I show in the first graph the result of higher debt having a diminishing effect on labor.You notice that like a weaker GDP trend would suggest, the rate in unemployment shows higher peaks from the 1950’s onward. It would not be surprising that we exceeds the 1985 peak close to 11%.
The graph of unemployment with the default rates is meant to show that the rate of unemployment will continue upward for some time once default rates have peaked. You will see this in the 1980-1984 period, the 1990-1994 period and lastly the period of 2000-2004. These are times very similar in each starts of decades, coincidence?
The basic assumption generated with this study results in a rate of ascent in the rate of unemployment once high yield default rates peaks. I will have applied an average of these three periods discussed going forward in our three base cases.
This rate of ascent is shown in the graph with the subsequent higher unemployment rate. It does carry upward for some time and will lag the turning point of the high yield default rate peak.

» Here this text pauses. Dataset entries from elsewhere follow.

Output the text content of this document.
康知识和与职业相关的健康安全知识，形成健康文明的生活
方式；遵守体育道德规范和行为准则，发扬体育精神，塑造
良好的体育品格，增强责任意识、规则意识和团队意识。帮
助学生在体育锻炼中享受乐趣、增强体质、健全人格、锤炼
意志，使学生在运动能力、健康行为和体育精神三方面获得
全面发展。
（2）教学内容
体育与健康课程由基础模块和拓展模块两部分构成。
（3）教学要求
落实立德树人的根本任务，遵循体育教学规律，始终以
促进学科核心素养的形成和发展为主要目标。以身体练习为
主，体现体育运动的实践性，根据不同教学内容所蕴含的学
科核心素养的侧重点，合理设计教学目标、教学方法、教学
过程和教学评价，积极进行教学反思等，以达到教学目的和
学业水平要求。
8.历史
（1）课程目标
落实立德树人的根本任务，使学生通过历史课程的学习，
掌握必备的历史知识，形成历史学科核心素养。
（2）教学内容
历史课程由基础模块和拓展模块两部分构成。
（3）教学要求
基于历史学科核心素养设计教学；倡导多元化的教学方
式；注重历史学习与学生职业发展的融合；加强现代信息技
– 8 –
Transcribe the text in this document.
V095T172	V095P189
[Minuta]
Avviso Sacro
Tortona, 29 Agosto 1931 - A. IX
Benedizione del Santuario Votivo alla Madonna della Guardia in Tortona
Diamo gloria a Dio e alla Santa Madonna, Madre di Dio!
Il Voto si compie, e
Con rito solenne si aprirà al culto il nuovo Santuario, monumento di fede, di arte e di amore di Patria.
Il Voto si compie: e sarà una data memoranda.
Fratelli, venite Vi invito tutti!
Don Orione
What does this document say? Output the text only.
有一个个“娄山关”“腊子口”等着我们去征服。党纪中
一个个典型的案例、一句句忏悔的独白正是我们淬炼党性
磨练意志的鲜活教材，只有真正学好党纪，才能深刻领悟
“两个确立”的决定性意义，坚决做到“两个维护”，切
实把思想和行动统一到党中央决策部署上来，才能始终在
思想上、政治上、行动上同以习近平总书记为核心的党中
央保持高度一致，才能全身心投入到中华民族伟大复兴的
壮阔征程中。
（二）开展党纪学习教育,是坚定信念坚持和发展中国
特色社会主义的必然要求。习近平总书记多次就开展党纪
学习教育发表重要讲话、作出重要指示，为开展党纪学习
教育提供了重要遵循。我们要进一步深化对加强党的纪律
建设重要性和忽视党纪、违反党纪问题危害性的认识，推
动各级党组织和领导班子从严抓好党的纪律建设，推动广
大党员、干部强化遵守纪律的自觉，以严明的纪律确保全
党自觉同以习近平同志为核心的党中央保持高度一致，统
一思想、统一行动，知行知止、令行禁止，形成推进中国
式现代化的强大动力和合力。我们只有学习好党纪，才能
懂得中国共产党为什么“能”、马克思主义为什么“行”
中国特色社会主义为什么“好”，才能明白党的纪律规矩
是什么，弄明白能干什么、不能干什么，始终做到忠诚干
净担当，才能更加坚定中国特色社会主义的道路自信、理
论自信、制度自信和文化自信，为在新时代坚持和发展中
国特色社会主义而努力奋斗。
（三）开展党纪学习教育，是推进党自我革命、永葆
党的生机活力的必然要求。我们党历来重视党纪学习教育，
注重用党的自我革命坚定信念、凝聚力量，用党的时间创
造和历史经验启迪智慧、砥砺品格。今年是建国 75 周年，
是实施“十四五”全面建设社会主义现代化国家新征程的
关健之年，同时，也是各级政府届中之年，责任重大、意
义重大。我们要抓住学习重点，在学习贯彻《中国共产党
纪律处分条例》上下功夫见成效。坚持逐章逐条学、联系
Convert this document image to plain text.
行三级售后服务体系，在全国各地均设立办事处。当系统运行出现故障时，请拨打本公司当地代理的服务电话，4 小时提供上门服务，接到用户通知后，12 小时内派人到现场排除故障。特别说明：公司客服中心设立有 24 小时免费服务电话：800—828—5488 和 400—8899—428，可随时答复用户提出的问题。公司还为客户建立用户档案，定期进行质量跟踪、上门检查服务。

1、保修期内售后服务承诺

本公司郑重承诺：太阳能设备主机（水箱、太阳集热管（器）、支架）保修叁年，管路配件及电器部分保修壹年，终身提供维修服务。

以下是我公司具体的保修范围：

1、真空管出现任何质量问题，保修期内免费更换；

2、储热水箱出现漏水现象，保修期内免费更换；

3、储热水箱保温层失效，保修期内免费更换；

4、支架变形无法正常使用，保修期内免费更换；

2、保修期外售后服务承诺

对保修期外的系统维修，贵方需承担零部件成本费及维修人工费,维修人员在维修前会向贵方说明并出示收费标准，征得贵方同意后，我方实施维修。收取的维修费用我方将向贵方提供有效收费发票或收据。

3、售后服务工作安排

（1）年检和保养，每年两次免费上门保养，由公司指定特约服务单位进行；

Lastly we provide an overview of my unemployment projections based on three scenarios. The base case number one takes the view that high yield default rates are peaking and will start to drop from this level now. The rate of unemployment ranges from 10% to 11.5% with this given scenario. In the base case number two, I am using a composite of both peaks in 1991 and 2002 to suggest that default rates may carry upward one percent more. The resulting effect on unemployment targets will range from 11% to 13.5%. In our final analysis base case number three will use the peak at 13% in default rates established in 1991. Unemployment rates in this scenario show a range of 12.5% and 15% before possibly peaking.
In exploring various thesis, I seldom have a psychological prejudice. I suggest people doing pseudo-finance do the same.
Yves Lamoureux, Investment Advisor , Blackmont Capital inc.